There is hope for dogs with behavior problems.
You are not alone. Depending on where you look, 40-80+ percent of pet owners report pet behavior problems.
Aggression and anxiety are often the most severe, but rough play, destructiveness, pulling on the leash, reactivity, noise-phobias, and the inability to become housebroken are also very common and frustrating problems.
Many pet owners will give up their pets, by sending them to a shelter or euthanizing them, because they are unaware behavior training and coaching can help.
Guidance from a qualifed pet behavior professional can keep families happy and pets at home where they belong,
Please don't wait. Unacceptable behavior is not a phase. Over-the-counter "remedies" are often untested, ineffective, expensive, and teach nothing. Pain, punishment, and fear-based consequences for "bad behavior" often make behavior worse. Allowing a pet to rehearse undesirable behaviors makes behavior modification much more challenging.
Asking for professional help early is less distressful, less expensive, and will more quickly help you have the relationship with your dog that you envisioned having when you first brought your pet home.
Start with a Consultation
Through an initial consultation, we will determine if we can build a positive, pain-free behavior modification plan that meets your needs.
If during our initial consultation, I determine your dog's behavioral challenge is beyond the scope of my skillset (which is always growing), I will help you find helpful resources so you have clear direction and hope after we talk.
If you are a Rescue Group or Shelter: email me for more information about how the pet owners or the fosters you refer to me can access free consultations.
Dogs Are Family.
Dogs are family. I treat all dogs like I would my own, with the respect and compassion they deserve. I use a "least intrusive, minimally aversive" (LIMA) approach to training. By teaching and reinforcing the behaviors that are desired, our dogs will not require fear-based and/or painful corrections.
The LIMA approach does not justify the use of punishment in place of other effective interventions. Positive reinforcement always come first. We reinforce what we want our dog to do. Pain-free methods to manage unwanted behavior are acceptable. Aversive methods, such as shock collars (or e-collars), choke collars, or prong collars in lieu of other effective positive reinforcement interventions are not used.

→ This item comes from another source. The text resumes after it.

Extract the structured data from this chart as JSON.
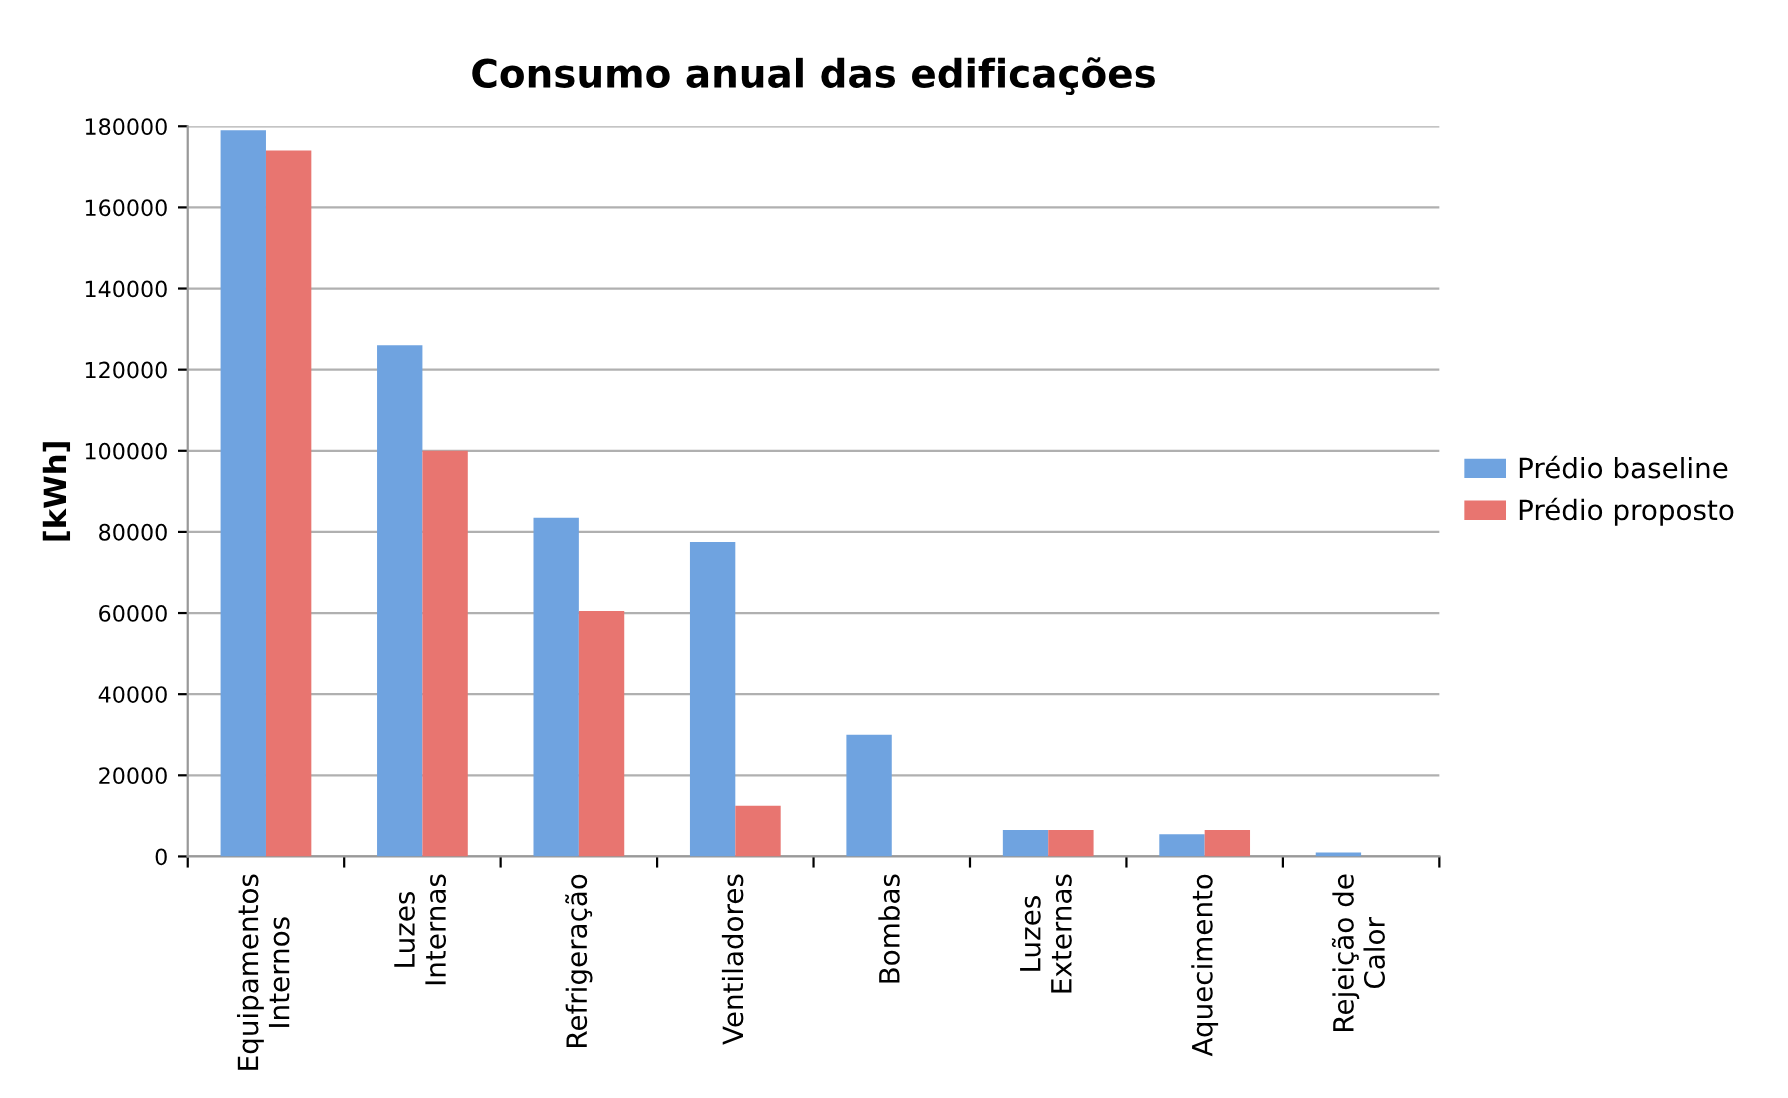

The IAABC believes that the use of shock is not a best practice. When compared to positive training methods, the use of shock have been found to cause unnecessary suffering without good evidence of improved outcomes. (See link here). The goal of the IAABC is to eliminate the use of shock devices from behavior work by modeling, education, and providing members with effective alternatives.
Accordingly, you will NOT see the use of pain, shock, or fear in the work I do with you and your dogs.